Bank Indonesia : Perlunya ‘Higher For Longer’ untuk Menjaga Stabilitas di Tengah Gejolak
Juda Agung, Deputi Gubernur Bank Indonesia (BI), mengatakan bahwa, di tengah gejolak perekonomian global, stabilitas makroekonomi dan sistem keuangan dalam negeri memerlukan kebijakan suku bunga tinggi dalam jangka waktu panjang, atau “tinggi untuk lebih lama”. Ini adalah hasil dari krisis yang terus berlanjut karena perang di Ukraina dan Rusia, serta konflik di Timur Tengah antara Hamas dan Israel. Konflik-konflik ini meningkatkan ancaman terhadap kenaikan harga pangan dan energi, yang dapat menyebabkan inflasi global.
Juda mengusulkan kebijakan moneter yang menjaga suku bunga global tinggi untuk waktu yang lebih lama untuk menjaga stabilitas dalam menghadapi kondisi ini. Selain itu, untuk mendukung perang yang terjadi di Rusia dan Timur Tengah, yang dapat mendorong kenaikan yield suku bunga AS, AS membutuhkan banyak pendanaan. Akibatnya, arus modal menjadi tidak stabil dan kurs global melemah.

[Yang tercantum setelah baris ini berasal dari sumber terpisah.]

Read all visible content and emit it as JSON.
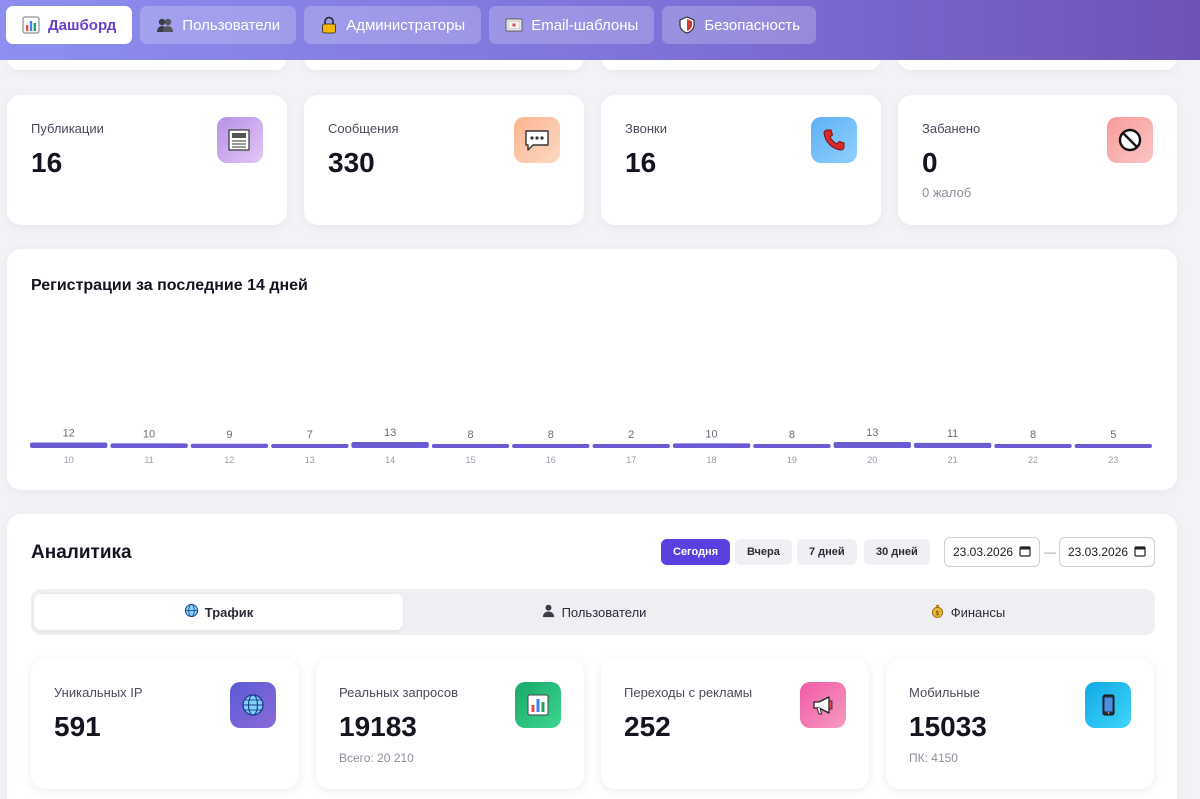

Karena berbagai faktor, Bank Indonesia (BI) akhirnya memutuskan untuk menaikkan suku bunga acuan BI 7-Day Reverse Repo Rate (BI7DDR) sebesar 25 basis poin ke level 6% pada Rapat Dewan Gubernur (RDG) yang akan berlangsung dari 18 hingga 19 Oktober 2023. Menurut Gubernur Bank Indonesia (BI) Perry Warjiyo sebelumnya, kenaikan suku bunga acuan BI dilakukan untuk memperkuat kebijakan stabilisasi nilai tukar rupiah dan mengantisipasi dampak meningkatnya ketidakpastian global dan inflasi yang diimpor, serta untuk menjaga stabilitas dan menanggapi perubahan kondisi ekonomi global, terutama terkait dengan kenaikan suku bunga AS.